Bagaimana perubahan metabolisme tubuh ketika sakit

Suatu reaksi metabolik terjadi sewaktu sakit, luka dan operasi besar, yang ditandai dengan bertambah pemecahan protein dan pengecilan otot. Dalam penyakit akut yang pendek, perubahan ini terjadi sedemikian cepat sehingga terjadi kerusakan yang cukup berarti yang dapat menghambat penyembuhan.

Dalam penyakit khronik proses ini lebih bertahap. Pengobatan sangat diperlukan. Dan bila perlu memberi makanan melalui pipa, baik sebagai penunjang maupun untuk memberi makan yang seimbang dengan keadaan pasien, yang akan melawan semua perubahan metabolik ini.

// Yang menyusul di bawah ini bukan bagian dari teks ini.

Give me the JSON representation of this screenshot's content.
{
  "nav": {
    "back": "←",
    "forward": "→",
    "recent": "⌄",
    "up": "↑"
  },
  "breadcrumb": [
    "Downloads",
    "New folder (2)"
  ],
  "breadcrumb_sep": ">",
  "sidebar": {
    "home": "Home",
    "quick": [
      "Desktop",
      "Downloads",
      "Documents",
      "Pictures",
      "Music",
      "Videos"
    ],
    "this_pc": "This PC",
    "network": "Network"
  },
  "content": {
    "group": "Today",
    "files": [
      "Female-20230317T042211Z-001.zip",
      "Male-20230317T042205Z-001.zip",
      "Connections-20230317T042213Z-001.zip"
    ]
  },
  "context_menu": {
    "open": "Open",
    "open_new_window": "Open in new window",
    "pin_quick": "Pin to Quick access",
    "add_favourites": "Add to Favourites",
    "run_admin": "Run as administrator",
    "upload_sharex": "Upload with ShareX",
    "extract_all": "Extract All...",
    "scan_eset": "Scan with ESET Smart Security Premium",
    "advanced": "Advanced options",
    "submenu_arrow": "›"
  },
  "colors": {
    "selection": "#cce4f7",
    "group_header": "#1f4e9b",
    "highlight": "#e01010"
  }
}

Gangguan metabolisme, betapapun kecilnya, selalu terjadi setiap sesuda sakit, trauma dan pembedahan. Misalnya seorang atlet muda sesudah menissektomi (pembedahan meniskus lutut), akan merasa tidak enak badan, pening, lesu, pengeluaran kencing kurang dan cenderung obstipasi.

Seorang wanita yang baru mengalami histeroktomi akan merasa tidak enak bdan selama 3 sampai 4 hari, dan menggambarkan keadaannya seperti seorang yang habis mengalami kecelakaan lalu lintas. Ada persamaan yang jelas diantara keduanya, perbedaannya ialah bahwa pembedahan diberikan anestesi umum dan pasien tidak merasa sakit. Tetapi jaringannya telah terluka juga.

Perlu dipahami saat seseorang menderita sakit, ada serangkaian reaksi yang terjadi di dalam tubuh kita yang tidak kita sadari. Ambillah contoh kasus penyebab sakit yang paling sering ialah karena infeksi bakteri atau virus.

Dengan masuknya bakteri dan virus, maka aktiflah sistem imunitas yang merupakan “tentara” pertahanan tubuh manusia. Terjadilah “peperangan” di dalam tubuh antara sel darah putih dan segenap “pasukan”nya melawan kuman. Proses perlawanan ini, kemudian menimbulkan reaksi radang karena dilepaskannya sejumlah zat-zat dari kuman yang kemudian harus segera dinetralisir oleh zat-zat dari sistem imunitas manusia.

Reaksi radang yang timbul tentu dapat bermanifestasi secara beragam. Salah satunya menimbulkan rasa pegal dan lemas di seluruh tubuh dan penurunan napsu makan. Selain itu reaksi radang mengkonsumsi kalori dalam cukup banyak, meskipun seseorang tidak beraktivitas. Dapat dibayangkan dengan menurunnya asupan kalori karena penurunan napsu makan, ditambah dengan tingginya penggunaan kalori untuk penyembuhan, maka seringkali cadangan energi berupa lemak dan protein dalam tubuh seseorang dipakai untuk membantu memenuhi kebutuhan tubuh dalam “membangun” kembali bagian yang rusak selama proses sakit.

Hal ini mengakibatkan seseorang yang sakit, cenderung mengalami penurunan berat badan, bahkan ketika aktivitasnya dibatasi. Terlebih untuk orang-orang yang karena penyakitnya mengharuskannya untuk berhenti beraktivitas selama jangka waktu yang lama, maka ototnya akan mengalami disuse atrophy atau penyusutan massa otot karena otot yang tidak pernah digunakan. Ini menjawab mengapa sebagian besar orang yang sakit keras seperti kanker, stroke tampak lebih kurus dari sebelumnya.